Tu-Uyen Tran, Forum Communications Co., Published February 01 2011
Tobacco control proponents oppose dismantling of their program to pay for UND med school expansionBISMARCK – Proponents of North Dakota’s tobacco control program found a frosty reception Monday when they came to the Capitol to oppose the dismantling of their program to pay for another program at the University of North Dakota to increase the number of health care workers in the state.
Some lawmakers in the House Education Committee, which took up the matter, implied that the proponents may have illegally used tax dollars to lobby the Legislature. Others implied that the 2008 initiated measure creating the tobacco control program out of a portion of the state’s tobacco settlement may not have really been the true voice of the people.
Measure 3 certainly had never been popular with the Legislature, particularly Republicans. Even in 2009, months after it passed with 54 percent of the popular vote, lawmakers hesitated to give it any funding and some even wanted to ask voters if they might not change their minds. Two years later, some lawmakers want to take a stab at overturning Measure 3 themselves, and they think they can muster the two-thirds vote needed from each legislative chamber to do it.
House Bill 1353 would end the roughly $18.6 million-a-biennium tobacco control program – not just cut funding, but end the program and the agency that runs it – and use the money to expand UND’s School of Medicine and Health Sciences, which would cost $34.7 million in the initial biennium.
Many hospitals and doctors say this is needed because the state faces a major shortage of health care workers even as the state’s aging population requires more care.
Tobacco control proponents say they want the med school to expand, too, but not at the cost of their program. To do so, they said, would cause tobacco use to rise again. Some of them are proposing a more than three-fold increase in the cigarette tax, from 44 cents a pack to $2, to raise funds for the med school.
Committee members took no action on the bill.
The Education Committee meets in one of the larger meeting rooms at the Capitol, but it was completely packed Monday, mostly with proponents of the tobacco control program. Many wore red to show solidarity, and Chairwoman RaeAnn Kelsch, R-Mandan, had to clarify that she wasn’t one of them. She wore red, she said, “because it makes me happy.”
She didn’t seem happy, though, when she talked about the flood of voicemails and e-mails that she received. How is it, she said, that the wording of these messages were almost identical? When she returned the calls, she claimed, the callers “had no idea” what they were talking about. “Somebody had to orchestrate it,” she said, noting all the red shirts in the audience.
Proponents said they just got phone calls or e-mails from friends to show up Monday and that they ought to wear red.
In the audience were a handful of supporters of the med school expansion, though they were not mutually exclusive with the tobacco control proponents. Some that spoke in support of the bill said they only support the part that would get more health care workers trained, not the part that kills the tobacco control program.
Bruce Levi, executive director of the North Dakota Medical Association, called HB 1353 a “paradox.” The association wants to increase the supply of health care workers, he said, but it also believes that for supply to ever meet demand, demand has to also drop. The easiest preventable health problem, he said, is tobacco use.
Kelsch responded by asking him how many doctors in the state the NDMA represents. Levi said 70 percent.
Other med school supporters chose to avoid the tobacco control issue altogether.
Joshua Wynne, the med school dean, said something along the same lines as Levi – increase supply, decrease demand – but he left out the part about tobacco and about funding.

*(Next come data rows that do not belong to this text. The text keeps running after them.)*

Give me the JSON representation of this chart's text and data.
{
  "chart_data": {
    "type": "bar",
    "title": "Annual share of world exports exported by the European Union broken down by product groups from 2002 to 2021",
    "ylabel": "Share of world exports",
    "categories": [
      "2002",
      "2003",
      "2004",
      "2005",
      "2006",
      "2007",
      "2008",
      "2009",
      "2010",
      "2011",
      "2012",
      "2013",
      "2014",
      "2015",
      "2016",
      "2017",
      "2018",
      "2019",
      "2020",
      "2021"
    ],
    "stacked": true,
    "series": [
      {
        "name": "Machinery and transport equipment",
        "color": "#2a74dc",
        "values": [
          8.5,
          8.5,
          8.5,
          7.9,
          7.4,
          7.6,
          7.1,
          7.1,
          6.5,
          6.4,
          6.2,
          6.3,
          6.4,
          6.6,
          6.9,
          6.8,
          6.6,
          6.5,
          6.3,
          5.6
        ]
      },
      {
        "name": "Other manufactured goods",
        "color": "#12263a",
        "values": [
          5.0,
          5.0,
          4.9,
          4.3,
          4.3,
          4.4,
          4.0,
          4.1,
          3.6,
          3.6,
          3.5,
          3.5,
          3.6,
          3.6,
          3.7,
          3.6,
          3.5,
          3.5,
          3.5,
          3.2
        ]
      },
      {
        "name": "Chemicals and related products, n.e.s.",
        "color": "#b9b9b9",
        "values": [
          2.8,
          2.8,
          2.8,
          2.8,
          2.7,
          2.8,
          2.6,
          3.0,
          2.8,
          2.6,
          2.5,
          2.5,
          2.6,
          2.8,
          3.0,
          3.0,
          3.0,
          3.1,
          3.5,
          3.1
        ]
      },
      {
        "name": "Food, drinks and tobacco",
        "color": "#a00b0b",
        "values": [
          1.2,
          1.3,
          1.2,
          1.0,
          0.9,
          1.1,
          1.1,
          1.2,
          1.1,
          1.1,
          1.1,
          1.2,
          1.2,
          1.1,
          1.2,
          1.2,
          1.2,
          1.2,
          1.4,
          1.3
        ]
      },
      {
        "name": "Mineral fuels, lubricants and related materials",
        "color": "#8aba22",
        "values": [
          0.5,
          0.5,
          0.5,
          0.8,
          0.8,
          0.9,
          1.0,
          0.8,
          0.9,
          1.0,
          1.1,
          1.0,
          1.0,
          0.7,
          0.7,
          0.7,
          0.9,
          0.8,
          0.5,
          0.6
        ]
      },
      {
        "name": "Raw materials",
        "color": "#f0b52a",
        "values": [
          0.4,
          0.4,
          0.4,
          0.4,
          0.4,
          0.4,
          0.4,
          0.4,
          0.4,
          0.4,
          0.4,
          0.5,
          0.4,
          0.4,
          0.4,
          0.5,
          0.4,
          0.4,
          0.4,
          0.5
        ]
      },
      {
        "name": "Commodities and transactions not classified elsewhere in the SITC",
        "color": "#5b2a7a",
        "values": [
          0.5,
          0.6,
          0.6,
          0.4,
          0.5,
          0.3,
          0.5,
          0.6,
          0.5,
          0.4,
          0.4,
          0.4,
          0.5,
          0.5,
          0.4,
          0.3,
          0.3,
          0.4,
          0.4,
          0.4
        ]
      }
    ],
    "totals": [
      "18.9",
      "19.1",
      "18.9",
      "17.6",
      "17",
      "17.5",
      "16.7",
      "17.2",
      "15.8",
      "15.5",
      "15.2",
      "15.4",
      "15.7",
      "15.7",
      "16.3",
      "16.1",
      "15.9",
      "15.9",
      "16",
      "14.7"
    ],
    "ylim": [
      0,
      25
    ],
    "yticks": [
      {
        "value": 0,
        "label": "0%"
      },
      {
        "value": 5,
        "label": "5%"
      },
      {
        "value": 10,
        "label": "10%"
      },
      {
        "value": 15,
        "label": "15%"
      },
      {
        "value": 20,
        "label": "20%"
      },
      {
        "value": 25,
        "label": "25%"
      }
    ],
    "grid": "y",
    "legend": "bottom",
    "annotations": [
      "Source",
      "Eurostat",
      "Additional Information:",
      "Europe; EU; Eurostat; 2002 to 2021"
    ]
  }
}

How to pay for the expansion, he said, is a “value judgment” for the Legislature.
Sen. Ray Holmberg, R-Grand Forks, chairman of the Senate Appropriations Committee and a sponsor of the bill, explained that value judgment this way. It’s true that the tobacco control program came out of a vote of the people, he said. The committee ought to bear in mind, however, that voters only get a “yes” or “no” vote with these measures, he said, and it’s the Legislature that must deal with prioritizing one state need over another.

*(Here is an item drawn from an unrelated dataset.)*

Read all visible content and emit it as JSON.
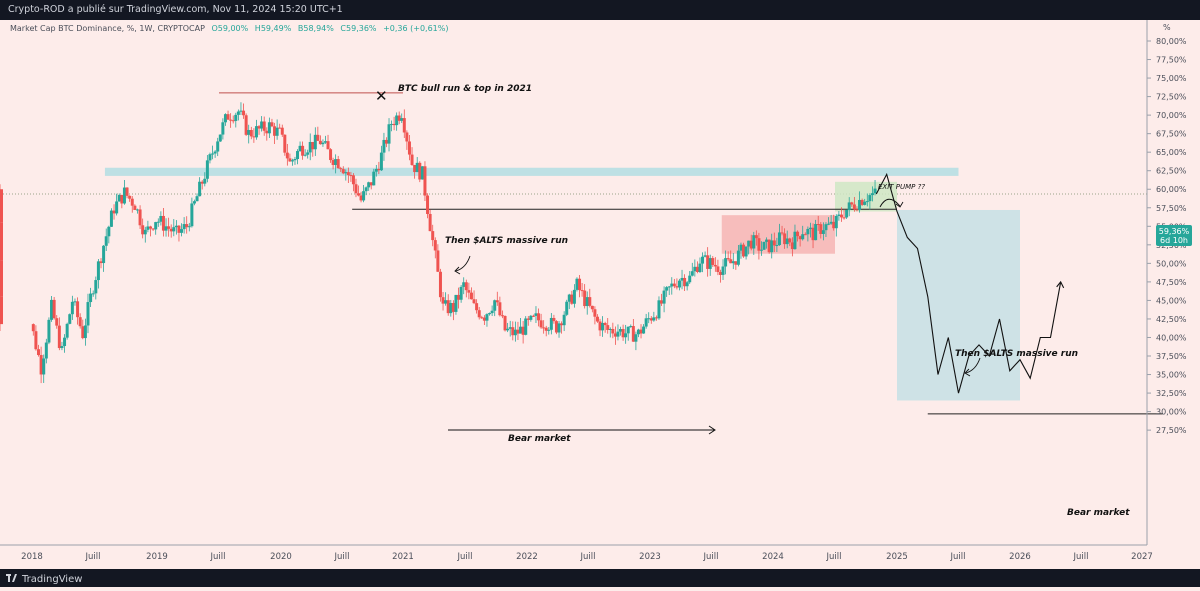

Let’s say you make up your mind to save up money for a new house, he said, but then, after you’ve been saving a bit, the furnace goes out. Do you say that you can’t touch the money for the new house, he said, or do you fix the furnace?
While supporters of the bill spoke, proponents of tobacco control passed out stickers that said “Save money, save lives, save Measure 3.” And they spoke to all three.

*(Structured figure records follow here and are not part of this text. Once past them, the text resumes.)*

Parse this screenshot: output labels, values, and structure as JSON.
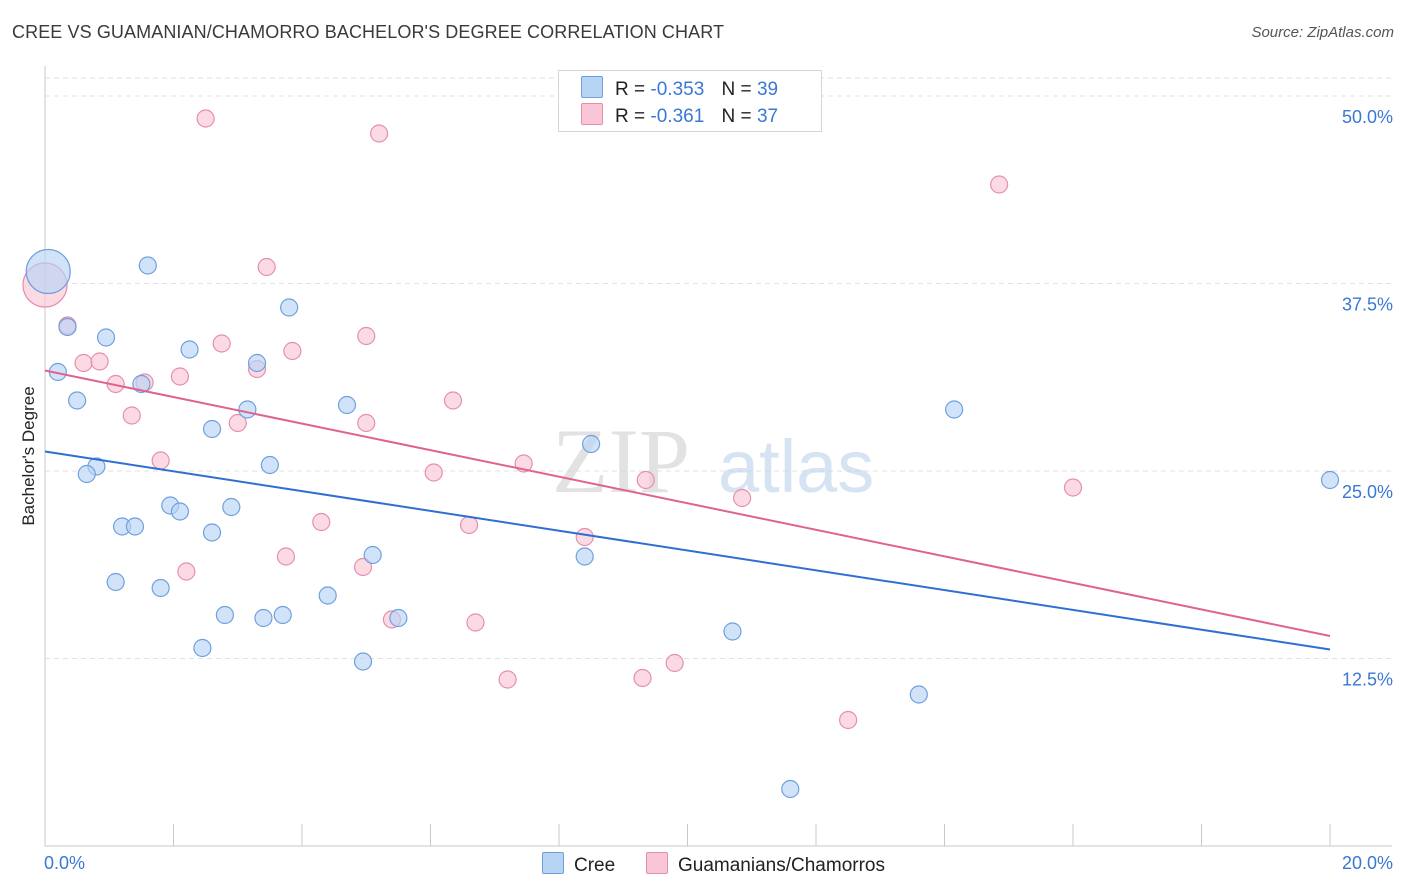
{
  "title": "CREE VS GUAMANIAN/CHAMORRO BACHELOR'S DEGREE CORRELATION CHART",
  "source": "Source: ZipAtlas.com",
  "watermark": {
    "zip": "ZIP",
    "atlas": "atlas"
  },
  "colors": {
    "cree_fill": "#b8d4f5",
    "cree_stroke": "#6fa0dc",
    "cree_line": "#2f6fd0",
    "guam_fill": "#f9c6d6",
    "guam_stroke": "#e58fae",
    "guam_line": "#e0628e",
    "tick_label": "#3a78d4",
    "grid": "#e2e2e2"
  },
  "legend_top": {
    "rows": [
      {
        "r_label": "R =",
        "r_value": "-0.353",
        "n_label": "N =",
        "n_value": "39",
        "swatch": "cree"
      },
      {
        "r_label": "R =",
        "r_value": "-0.361",
        "n_label": "N =",
        "n_value": "37",
        "swatch": "guam"
      }
    ]
  },
  "legend_bottom": [
    {
      "label": "Cree",
      "swatch": "cree"
    },
    {
      "label": "Guamanians/Chamorros",
      "swatch": "guam"
    }
  ],
  "chart_data": {
    "type": "scatter",
    "title": "CREE VS GUAMANIAN/CHAMORRO BACHELOR'S DEGREE CORRELATION CHART",
    "xlabel": "",
    "ylabel": "Bachelor's Degree",
    "xlim": [
      0,
      20
    ],
    "ylim": [
      0,
      52
    ],
    "x_tick_labels": [
      "0.0%",
      "20.0%"
    ],
    "y_ticks": [
      12.5,
      25.0,
      37.5,
      50.0
    ],
    "y_tick_labels": [
      "12.5%",
      "25.0%",
      "37.5%",
      "50.0%"
    ],
    "grid": true,
    "legend_position": "top-center",
    "series": [
      {
        "name": "Cree",
        "color": "#6fa0dc",
        "trend": {
          "x": [
            0,
            20
          ],
          "y": [
            26.3,
            13.1
          ]
        },
        "points": [
          {
            "x": 0.05,
            "y": 38.3,
            "big": true
          },
          {
            "x": 0.35,
            "y": 34.6
          },
          {
            "x": 0.2,
            "y": 31.6
          },
          {
            "x": 0.5,
            "y": 29.7
          },
          {
            "x": 0.95,
            "y": 33.9
          },
          {
            "x": 1.6,
            "y": 38.7
          },
          {
            "x": 1.5,
            "y": 30.8
          },
          {
            "x": 2.25,
            "y": 33.1
          },
          {
            "x": 3.3,
            "y": 32.2
          },
          {
            "x": 3.8,
            "y": 35.9
          },
          {
            "x": 2.6,
            "y": 27.8
          },
          {
            "x": 3.15,
            "y": 29.1
          },
          {
            "x": 4.7,
            "y": 29.4
          },
          {
            "x": 0.8,
            "y": 25.3
          },
          {
            "x": 0.65,
            "y": 24.8
          },
          {
            "x": 3.5,
            "y": 25.4
          },
          {
            "x": 1.95,
            "y": 22.7
          },
          {
            "x": 2.1,
            "y": 22.3
          },
          {
            "x": 2.9,
            "y": 22.6
          },
          {
            "x": 1.2,
            "y": 21.3
          },
          {
            "x": 1.4,
            "y": 21.3
          },
          {
            "x": 2.6,
            "y": 20.9
          },
          {
            "x": 5.1,
            "y": 19.4
          },
          {
            "x": 8.4,
            "y": 19.3
          },
          {
            "x": 8.5,
            "y": 26.8
          },
          {
            "x": 1.1,
            "y": 17.6
          },
          {
            "x": 1.8,
            "y": 17.2
          },
          {
            "x": 4.4,
            "y": 16.7
          },
          {
            "x": 2.8,
            "y": 15.4
          },
          {
            "x": 3.4,
            "y": 15.2
          },
          {
            "x": 3.7,
            "y": 15.4
          },
          {
            "x": 5.5,
            "y": 15.2
          },
          {
            "x": 2.45,
            "y": 13.2
          },
          {
            "x": 4.95,
            "y": 12.3
          },
          {
            "x": 10.7,
            "y": 14.3
          },
          {
            "x": 14.15,
            "y": 29.1
          },
          {
            "x": 13.6,
            "y": 10.1
          },
          {
            "x": 11.6,
            "y": 3.8
          },
          {
            "x": 20.0,
            "y": 24.4
          }
        ]
      },
      {
        "name": "Guamanians/Chamorros",
        "color": "#e58fae",
        "trend": {
          "x": [
            0,
            20
          ],
          "y": [
            31.7,
            14.0
          ]
        },
        "points": [
          {
            "x": 0.0,
            "y": 37.4,
            "big": true
          },
          {
            "x": 2.5,
            "y": 48.5
          },
          {
            "x": 5.2,
            "y": 47.5
          },
          {
            "x": 14.85,
            "y": 44.1
          },
          {
            "x": 3.45,
            "y": 38.6
          },
          {
            "x": 0.35,
            "y": 34.7
          },
          {
            "x": 5.0,
            "y": 34.0
          },
          {
            "x": 2.75,
            "y": 33.5
          },
          {
            "x": 3.85,
            "y": 33.0
          },
          {
            "x": 0.6,
            "y": 32.2
          },
          {
            "x": 0.85,
            "y": 32.3
          },
          {
            "x": 3.3,
            "y": 31.8
          },
          {
            "x": 2.1,
            "y": 31.3
          },
          {
            "x": 1.1,
            "y": 30.8
          },
          {
            "x": 1.55,
            "y": 30.9
          },
          {
            "x": 6.35,
            "y": 29.7
          },
          {
            "x": 1.35,
            "y": 28.7
          },
          {
            "x": 3.0,
            "y": 28.2
          },
          {
            "x": 5.0,
            "y": 28.2
          },
          {
            "x": 1.8,
            "y": 25.7
          },
          {
            "x": 7.45,
            "y": 25.5
          },
          {
            "x": 6.05,
            "y": 24.9
          },
          {
            "x": 9.35,
            "y": 24.4
          },
          {
            "x": 10.85,
            "y": 23.2
          },
          {
            "x": 16.0,
            "y": 23.9
          },
          {
            "x": 4.3,
            "y": 21.6
          },
          {
            "x": 6.6,
            "y": 21.4
          },
          {
            "x": 8.4,
            "y": 20.6
          },
          {
            "x": 3.75,
            "y": 19.3
          },
          {
            "x": 2.2,
            "y": 18.3
          },
          {
            "x": 4.95,
            "y": 18.6
          },
          {
            "x": 5.4,
            "y": 15.1
          },
          {
            "x": 6.7,
            "y": 14.9
          },
          {
            "x": 9.8,
            "y": 12.2
          },
          {
            "x": 7.2,
            "y": 11.1
          },
          {
            "x": 9.3,
            "y": 11.2
          },
          {
            "x": 12.5,
            "y": 8.4
          }
        ]
      }
    ]
  }
}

Between 2008 and 2025, North Dakota is expected to reap $575.5 million from the settlement that state attorneys general, including North Dakota’s, reached with the tobacco industry. Dr. James Hughes, a heart and lung doctor at St. Alexis Medical Center in Bismarck and an assistant professor at UND’s clinic there, told the committee that settlement represents the “immensity of the economic impact” to North Dakota because of tobacco-related diseases.
The true cost to society of a pack of cigarettes isn’t what’s paid at the cash register for it, he said, but $10.48. The difference is what society pays later for the loss of productivity, he said, not to mention the impact to families.
He decried the attempt to take tobacco settlement money away from tobacco control programs to pay for more doctors as counterproductive.
“If a car heads into an accident, the solution is to stop the car, not build repair shops.”